Cavity wall insulation typically pays for itself in about 3-5 years. Perhaps even quicker if the price of fuel increases. While loft and floor insulation are DIYable, cavity wall insulation isn't.
We've also started measuring the electricity consumption of some of our appliances. To do this we bought the "power calculator" pictured on the right. This purchase was prompted by a recent visitor who commented that our firewall PC would cost more to run for a year than a cheap off the shelf replacement would cost to buy.
Our firewall is actually quite frugal. It's built around a half length ISA embedded 486SLC card on a passive backplane in an old 286 case with 60W power supply. It runs freesco, a tiny linux distribution, and consumes only around 20W. This adds up to about 8 cents of electricity per day for the 16 hours or so that it's usually switched on - around €29 per year. We could buy a replacement box for €20, so our guest is right. The consumption of the plugin appliance style firewall ought to be no more than half this amount, so it would pay for itself in about 18 months which is worthwhile.
I then went on to other things. It turns out that the firewall is a relatively small user of energy. The PC on which I'm typing this (a 1GHz Athlon based machine dating from 2001 - someone else's cast off but fast enough for us because we use Linux) gets through 100W on its own, and the 17" monitor another 55W. It amounts to about 35 cents per day or over €120 of electricity a year. That's nearly a sixth of our entire year's electricity bill !

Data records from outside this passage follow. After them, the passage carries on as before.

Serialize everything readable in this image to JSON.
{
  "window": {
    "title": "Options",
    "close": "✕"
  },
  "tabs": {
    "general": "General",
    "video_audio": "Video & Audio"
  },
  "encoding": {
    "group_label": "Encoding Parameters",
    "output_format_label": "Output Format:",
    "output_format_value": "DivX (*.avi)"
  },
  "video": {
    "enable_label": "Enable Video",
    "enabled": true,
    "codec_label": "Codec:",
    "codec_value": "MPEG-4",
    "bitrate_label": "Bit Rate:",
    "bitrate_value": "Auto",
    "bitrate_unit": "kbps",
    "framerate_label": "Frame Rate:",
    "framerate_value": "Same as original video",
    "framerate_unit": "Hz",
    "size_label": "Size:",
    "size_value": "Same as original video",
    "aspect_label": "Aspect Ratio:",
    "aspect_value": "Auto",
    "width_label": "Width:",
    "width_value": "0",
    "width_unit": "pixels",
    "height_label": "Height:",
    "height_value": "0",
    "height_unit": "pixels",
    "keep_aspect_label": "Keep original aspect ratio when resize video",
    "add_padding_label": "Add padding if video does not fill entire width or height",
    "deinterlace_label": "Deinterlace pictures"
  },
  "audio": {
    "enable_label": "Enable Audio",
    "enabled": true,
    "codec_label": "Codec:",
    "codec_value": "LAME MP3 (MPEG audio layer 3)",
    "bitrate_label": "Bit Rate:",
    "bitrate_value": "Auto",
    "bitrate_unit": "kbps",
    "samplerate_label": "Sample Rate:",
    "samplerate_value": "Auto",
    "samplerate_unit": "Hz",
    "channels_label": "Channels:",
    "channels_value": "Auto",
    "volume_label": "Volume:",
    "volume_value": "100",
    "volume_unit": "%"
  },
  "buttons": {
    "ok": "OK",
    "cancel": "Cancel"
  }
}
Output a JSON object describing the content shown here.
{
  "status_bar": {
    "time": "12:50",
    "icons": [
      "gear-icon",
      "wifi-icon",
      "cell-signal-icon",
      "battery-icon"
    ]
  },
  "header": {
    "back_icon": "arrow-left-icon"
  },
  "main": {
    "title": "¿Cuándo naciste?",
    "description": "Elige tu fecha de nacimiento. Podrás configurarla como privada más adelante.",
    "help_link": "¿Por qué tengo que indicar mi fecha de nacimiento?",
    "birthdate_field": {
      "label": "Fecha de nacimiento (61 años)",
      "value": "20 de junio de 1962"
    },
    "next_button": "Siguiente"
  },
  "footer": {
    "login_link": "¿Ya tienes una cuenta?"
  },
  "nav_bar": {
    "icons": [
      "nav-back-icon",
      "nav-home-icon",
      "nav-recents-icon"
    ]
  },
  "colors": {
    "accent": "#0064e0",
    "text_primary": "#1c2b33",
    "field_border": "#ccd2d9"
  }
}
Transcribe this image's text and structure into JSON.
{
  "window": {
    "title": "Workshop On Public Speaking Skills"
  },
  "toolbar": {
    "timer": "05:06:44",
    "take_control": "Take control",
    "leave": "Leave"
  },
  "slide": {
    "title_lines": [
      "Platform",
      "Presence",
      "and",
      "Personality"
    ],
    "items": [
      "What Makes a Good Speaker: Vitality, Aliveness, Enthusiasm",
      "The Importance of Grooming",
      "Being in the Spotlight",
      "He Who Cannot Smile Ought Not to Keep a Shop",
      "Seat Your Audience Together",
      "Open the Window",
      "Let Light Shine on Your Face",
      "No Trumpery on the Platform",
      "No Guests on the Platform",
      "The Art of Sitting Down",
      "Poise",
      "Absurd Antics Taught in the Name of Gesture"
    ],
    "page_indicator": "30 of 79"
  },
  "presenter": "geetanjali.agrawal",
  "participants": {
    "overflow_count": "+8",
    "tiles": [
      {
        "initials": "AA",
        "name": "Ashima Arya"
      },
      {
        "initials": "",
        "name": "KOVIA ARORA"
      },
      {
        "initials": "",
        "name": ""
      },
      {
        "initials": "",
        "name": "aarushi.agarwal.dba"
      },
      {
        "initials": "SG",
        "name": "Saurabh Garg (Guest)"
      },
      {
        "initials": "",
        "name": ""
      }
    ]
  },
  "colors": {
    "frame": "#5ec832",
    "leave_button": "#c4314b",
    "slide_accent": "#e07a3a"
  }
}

As a result, I'm also looking into ways of reducing this monster's consumption. A laptop might consume less, but the cost of them makes it unlikely that they'd pay for themselves ever. The same seems to be true for ITX and other smaller form factor PCs.
Replacing the CRT monitor with an LCD of a similar size would probably not help a lot as while it would reduce consumption by 15-20 W when it's on (they typically seem to be quoted as consuming 40W), it would add 5W or so of consumption when it's off. Our current monitor has a proper off switch so consumes nothing when its off. What I have done is to make sure the auto-power off feature of the computer is enabled. If we leave it on and walk away, the monitor goes into low power mode after 10 minutes and the computer goes into standby after an hour.